In support of your request, you have relied on Niagara Mohawk Power Corporation v. Wanamaker, 144 N.Y.S.2d 458 (1955), a New York case that found that "various structures" physically annexed to exempt machinery were integrated in the production of electricity, and were exempt under the county sales and use tax rules exempting sales for resale and sales for items to be consumed in the manufacture of tangible personal property to be sold. You note in particular, as we did in Letter Ruling 05-02, the fact that Niagara Mohawk is cited with approval in the Massachusetts case of Courier Citizen Company v. Commissioner, 358 Mass. 563, 572 (1971) .

The Court in Courier Citizen considered whether materials, machinery and replacement parts met the exemptions of G.L. c. 64H, § 6(r), (s) (before the statute was amended to its current form) as they relate to a manufacturing enterprise, and found that certain printing plates that were used in a stage of production before the actual printing of materials to be sold nevertheless met the terms of the exemption because they were used "directly in production." Courier, 358 Mass. 563, 573 (1971). The court reasoned that even though the items in question did not actually touch the pages that came out of the printing press, they accounted for a necessary physical step in the printing process. [1]

The Courier Citizen case does not provide guidance on the matter you have presented, namely whether a structure that houses items that are used in the furnishing of water are exempt. While set forth in a single section of the statute, the exemptions that apply to manufacturing are not subject to analysis identical with that for the exemptions that apply to the furnishing of water. G.L. c. 64H, § 6(r), (s). The limits to the exemption for the furnishing of water are found primarily in the "consumed and used directly and exclusively" language. We believe the processing building itself, particularly the walls and the roof, are not within these exemptions. The building is not directly used in the process that leads to the water being piped to customers; the basins and tanks, by contrast, are physically part of the desalination process. Courier Citizen also provides no guidance on the meaning of the term "exclusively" in the statute, because the exclusivity requirement was added after Courier Citizen was decided. (See fn.1) The building is not exclusively part of the furnishing process; like any building that houses exempt machinery, it is a place where workers can, and do, perform other activities besides the purification and distribution of water.

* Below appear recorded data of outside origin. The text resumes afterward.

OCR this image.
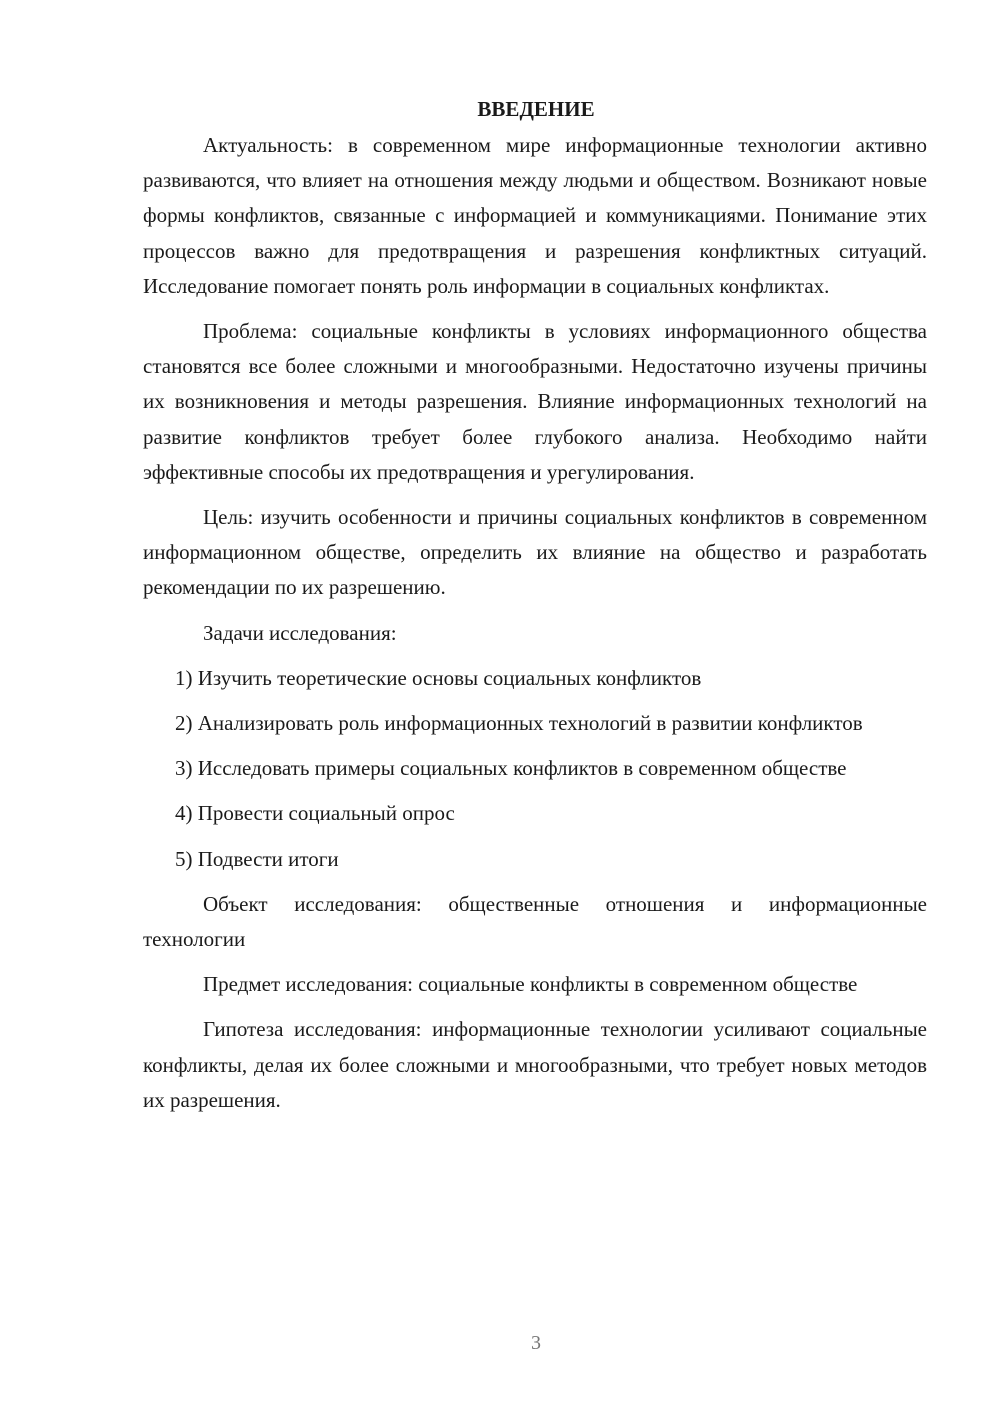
ВВЕДЕНИЕ

Актуальность: в современном мире информационные технологии активно развиваются, что влияет на отношения между людьми и обществом. Возникают новые формы конфликтов, связанные с информацией и коммуникациями. Понимание этих процессов важно для предотвращения и разрешения конфликтных ситуаций. Исследование помогает понять роль информации в социальных конфликтах.

Проблема: социальные конфликты в условиях информационного общества становятся все более сложными и многообразными. Недостаточно изучены причины их возникновения и методы разрешения. Влияние информационных технологий на развитие конфликтов требует более глубокого анализа. Необходимо найти эффективные способы их предотвращения и урегулирования.

Цель: изучить особенности и причины социальных конфликтов в современном информационном обществе, определить их влияние на общество и разработать рекомендации по их разрешению.

Задачи исследования:

1) Изучить теоретические основы социальных конфликтов

2) Анализировать роль информационных технологий в развитии конфликтов

3) Исследовать примеры социальных конфликтов в современном обществе

4) Провести социальный опрос

5) Подвести итоги

Объект исследования: общественные отношения и информационные технологии

Предмет исследования: социальные конфликты в современном обществе

Гипотеза исследования: информационные технологии усиливают социальные конфликты, делая их более сложными и многообразными, что требует новых методов их разрешения.

3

Note also that the G.L. c. 64H, § 6(r) exemption for materials, tools, and fuel will not apply to the process building, because that exemption only extends to items that are consumed and used in the furnishing or water, that is, that have a normal useful life of less than one year, or whose costs are allowable as an ordinary and necessary business expense for federal income tax purposes.

We thus affirm our original conclusion in LR 05-02; only those elements of the building, such as the basins and tanks in your statement of facts, that are used directly and exclusively in the furnishing of water, are exempt.

Very truly yours,

/s/Alan LeBovidge

Alan LeBovidge
Commissioner of Revenue

AL:MTF:dt

LR 06-5



[1] After Courier Citizen, G.L. c. 64H, § 6(s) was revised to allow the machinery exemption in the manufacturing context only where the machinery effects a "direct and immediate physical change upon the tangible personal property to be sold." St. 1971, c. 555, § 45. That amendment also added the "and exclusively" requirement to both the 6(r) and (s) exemptions, among other changes. In light of these amendments, Courier Citizen is of minimal value as precedent with respect to the exemption for machinery. Cf. Commissioner of Revenue v. V.H. Blackinton & Co., 420 Mass. 259 (1995)(limiting the effect of the analysis in Courier Citizen, citing the amended statute as the basis for its holding).